In this paper, we present two novel Asymptotic-Preserving Neural Networks (APNNs) for tackling multiscale time-dependent kinetic problems, encompassing the linear transport equation and Bhatnagar-Gross-Krook (BGK) equation with diffusive scaling. Our primary objective is to devise efficient and accurate APNN approaches for resolving multiscale kinetic equations. We have established a neural network based on even-odd decomposition and concluded that enforcing the initial condition for the linear transport equation with inflow boundary conditions is crucial. This APNN method based on even-odd parity relaxes the stringent conservation prerequisites while concurrently introducing an auxiliary deep neural network. Additionally, we have incorporated the conservation laws of mass, momentum, and energy for the Boltzmann-BGK equation into the APNN framework by enforcing exact boundary conditions. This is our second contribution. The most notable finding of this study is that approximating the zeroth, first and second moments of the particle density distribution is simpler than the distribution itself. Furthermore, a compelling phenomenon in the training process is that the convergence of density is swifter than that of momentum and energy. Finally, we investigate several benchmark problems to demonstrate the efficacy of our proposed APNN methods.

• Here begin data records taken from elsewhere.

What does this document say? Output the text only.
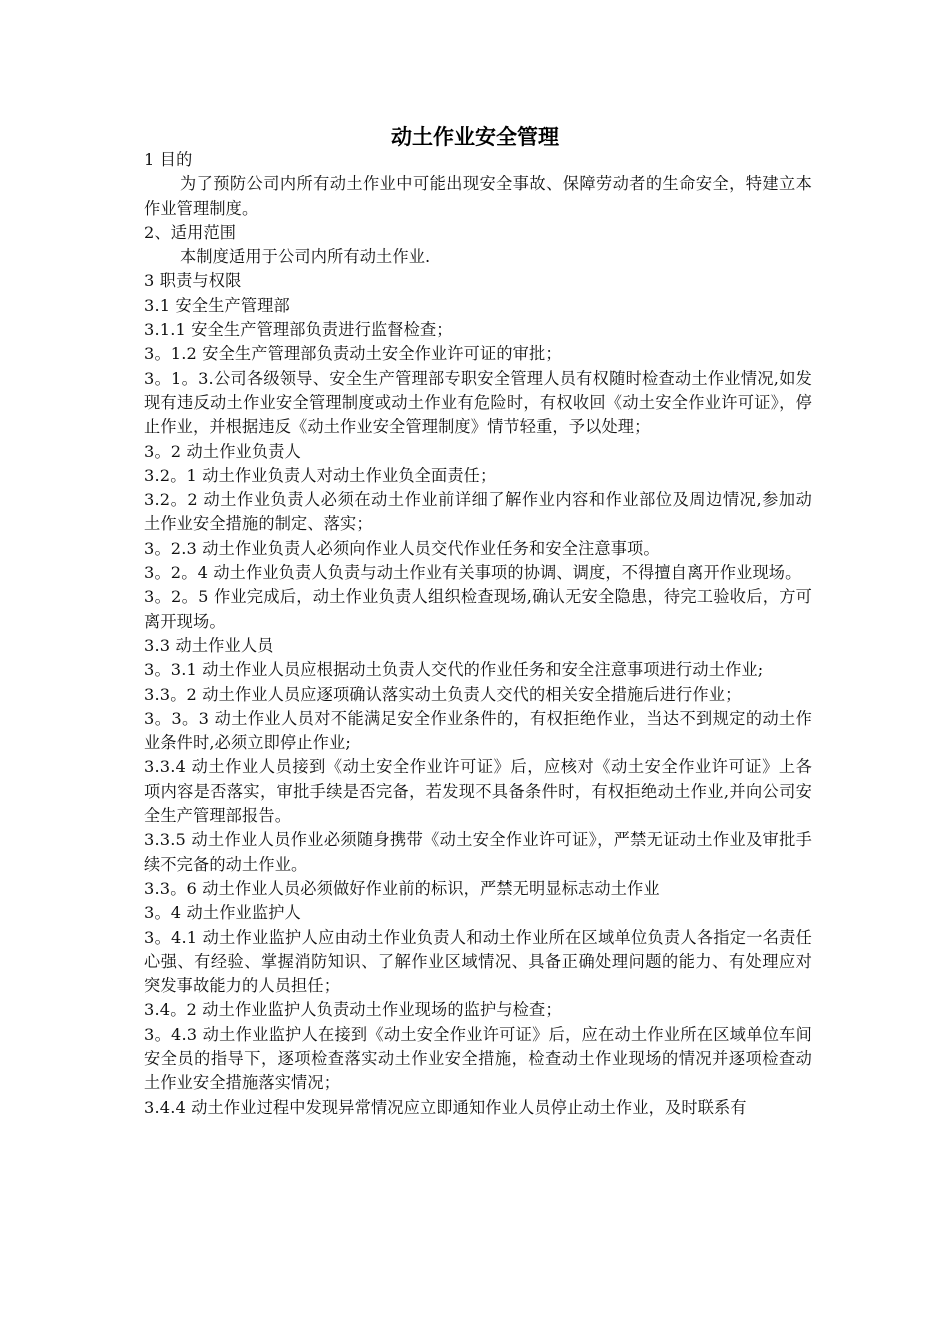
动土作业安全管理

1 目的

为了预防公司内所有动土作业中可能出现安全事故、保障劳动者的生命安全，特建立本作业管理制度。

2、适用范围

本制度适用于公司内所有动土作业.

3 职责与权限

3.1 安全生产管理部

3.1.1 安全生产管理部负责进行监督检查；

3。1.2 安全生产管理部负责动土安全作业许可证的审批；

3。1。3.公司各级领导、安全生产管理部专职安全管理人员有权随时检查动土作业情况,如发现有违反动土作业安全管理制度或动土作业有危险时，有权收回《动土安全作业许可证》，停止作业，并根据违反《动土作业安全管理制度》情节轻重，予以处理；

3。2 动土作业负责人

3.2。1 动土作业负责人对动土作业负全面责任；

3.2。2 动土作业负责人必须在动土作业前详细了解作业内容和作业部位及周边情况,参加动土作业安全措施的制定、落实；

3。2.3 动土作业负责人必须向作业人员交代作业任务和安全注意事项。

3。2。4 动土作业负责人负责与动土作业有关事项的协调、调度，不得擅自离开作业现场。

3。2。5 作业完成后，动土作业负责人组织检查现场,确认无安全隐患，待完工验收后，方可离开现场。

3.3 动土作业人员

3。3.1 动土作业人员应根据动土负责人交代的作业任务和安全注意事项进行动土作业;

3.3。2 动土作业人员应逐项确认落实动土负责人交代的相关安全措施后进行作业；

3。3。3 动土作业人员对不能满足安全作业条件的，有权拒绝作业，当达不到规定的动土作业条件时,必须立即停止作业;

3.3.4 动土作业人员接到《动土安全作业许可证》后，应核对《动土安全作业许可证》上各项内容是否落实，审批手续是否完备，若发现不具备条件时，有权拒绝动土作业,并向公司安全生产管理部报告。

3.3.5 动土作业人员作业必须随身携带《动土安全作业许可证》，严禁无证动土作业及审批手续不完备的动土作业。

3.3。6 动土作业人员必须做好作业前的标识，严禁无明显标志动土作业

3。4 动土作业监护人

3。4.1 动土作业监护人应由动土作业负责人和动土作业所在区域单位负责人各指定一名责任心强、有经验、掌握消防知识、了解作业区域情况、具备正确处理问题的能力、有处理应对突发事故能力的人员担任；

3.4。2 动土作业监护人负责动土作业现场的监护与检查；

3。4.3 动土作业监护人在接到《动土安全作业许可证》后，应在动土作业所在区域单位车间安全员的指导下，逐项检查落实动土作业安全措施，检查动土作业现场的情况并逐项检查动土作业安全措施落实情况；

3.4.4 动土作业过程中发现异常情况应立即通知作业人员停止动土作业，及时联系有
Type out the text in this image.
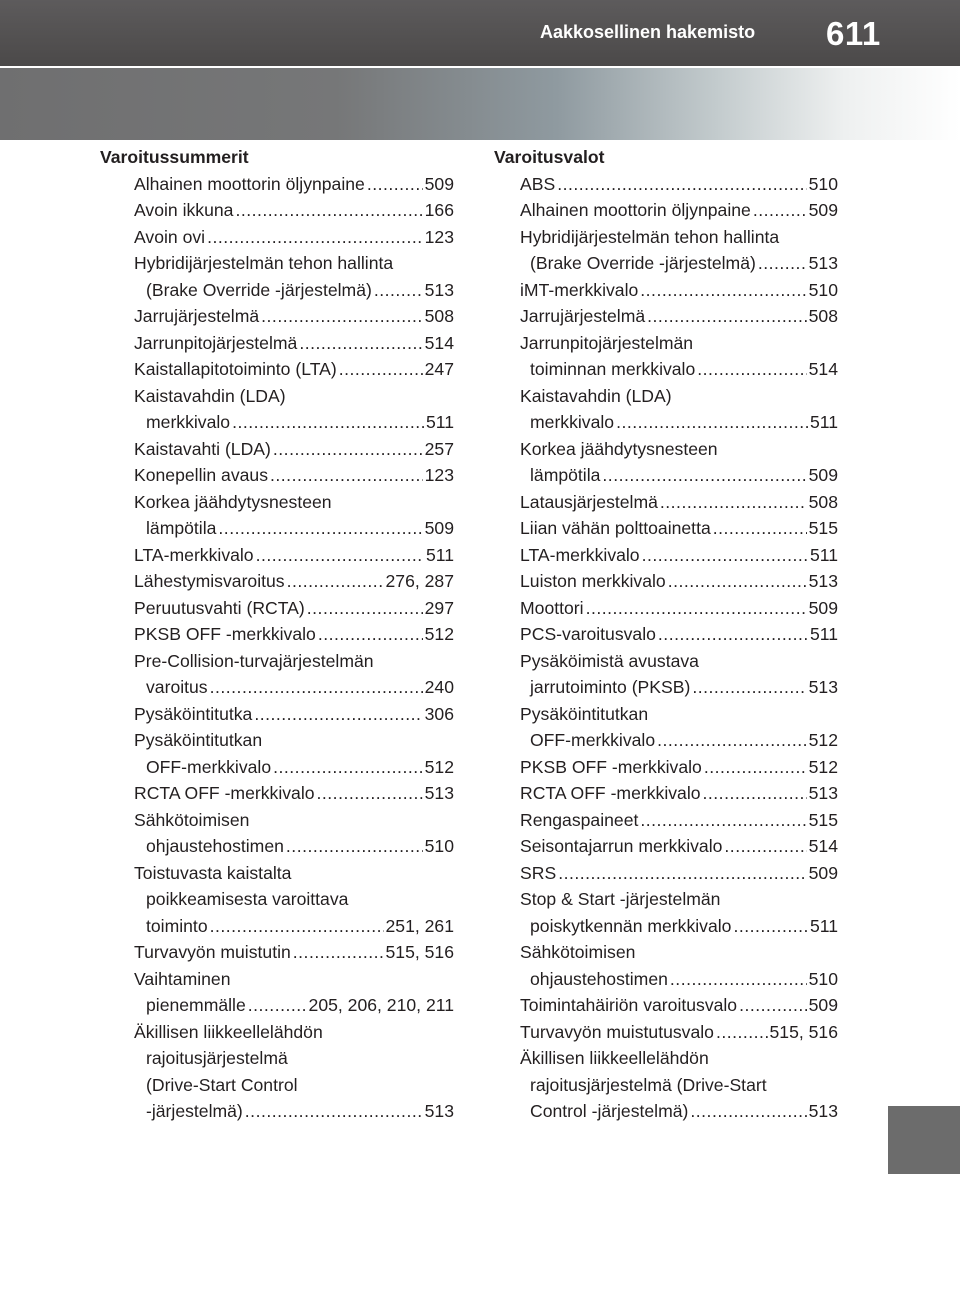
Aakkosellinen hakemisto	611
Varoitussummerit
Alhainen moottorin öljynpaine .....	509
Avoin ikkuna .....	166
Avoin ovi .....	123
Hybridijärjestelmän tehon hallinta
(Brake Override -järjestelmä) .....	513
Jarrujärjestelmä .....	508
Jarrunpitojärjestelmä .....	514
Kaistallapitotoiminto (LTA) .....	247
Kaistavahdin (LDA)
merkkivalo .....	511
Kaistavahti (LDA) .....	257
Konepellin avaus .....	123
Korkea jäähdytysnesteen
lämpötila .....	509
LTA-merkkivalo .....	511
Lähestymisvaroitus .....	276, 287
Peruutusvahti (RCTA) .....	297
PKSB OFF -merkkivalo .....	512
Pre-Collision-turvajärjestelmän
varoitus .....	240
Pysäköintitutka .....	306
Pysäköintitutkan
OFF-merkkivalo .....	512
RCTA OFF -merkkivalo .....	513
Sähkötoimisen
ohjaustehostimen .....	510
Toistuvasta kaistalta
poikkeamisesta varoittava
toiminto .....	251, 261
Turvavyön muistutin .....	515, 516
Vaihtaminen
pienemmälle .....	205, 206, 210, 211
Äkillisen liikkeellelähdön
rajoitusjärjestelmä
(Drive-Start Control
-järjestelmä) .....	513
Varoitusvalot
ABS .....	510
Alhainen moottorin öljynpaine .....	509
Hybridijärjestelmän tehon hallinta
(Brake Override -järjestelmä) .....	513
iMT-merkkivalo .....	510
Jarrujärjestelmä .....	508
Jarrunpitojärjestelmän
toiminnan merkkivalo .....	514
Kaistavahdin (LDA)
merkkivalo .....	511
Korkea jäähdytysnesteen
lämpötila .....	509
Latausjärjestelmä .....	508
Liian vähän polttoainetta .....	515
LTA-merkkivalo .....	511
Luiston merkkivalo .....	513
Moottori .....	509
PCS-varoitusvalo .....	511
Pysäköimistä avustava
jarrutoiminto (PKSB) .....	513
Pysäköintitutkan
OFF-merkkivalo .....	512
PKSB OFF -merkkivalo .....	512
RCTA OFF -merkkivalo .....	513
Rengaspaineet .....	515
Seisontajarrun merkkivalo .....	514
SRS .....	509
Stop & Start -järjestelmän
poiskytkennän merkkivalo .....	511
Sähkötoimisen
ohjaustehostimen .....	510
Toimintahäiriön varoitusvalo .....	509
Turvavyön muistutusvalo .....	515, 516
Äkillisen liikkeellelähdön
rajoitusjärjestelmä (Drive-Start
Control -järjestelmä) .....	513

翻译：本文提出了两种新颖的渐近保持神经网络（APNN），用于处理多尺度含时动力学问题，涵盖具有扩散标度的线性输运方程和Bhatnagar-Gross-Krook（BGK）方程。我们的核心目标是设计高效且精确的APNN方法以求解多尺度动力学方程。我们基于奇偶分解构建了神经网络，并得出结论：对具有流入边界条件的线性输运方程强制施加初始条件至关重要。这种基于奇偶性的APNN方法放宽了严格的守恒要求，同时引入了一个辅助深度神经网络。此外，我们通过强制执行精确边界条件，将Boltzmann-BGK方程的质量、动量和能量守恒定律纳入APNN框架——这是本文的第二项贡献。本研究最显著的发现是，对粒子密度分布的零阶、一阶和二阶矩进行逼近比逼近分布本身更为简便。训练过程中另一个值得关注的现象是：密度的收敛速度快于动量与能量的收敛速度。最后，我们通过若干基准算例验证了所提出的APNN方法的有效性。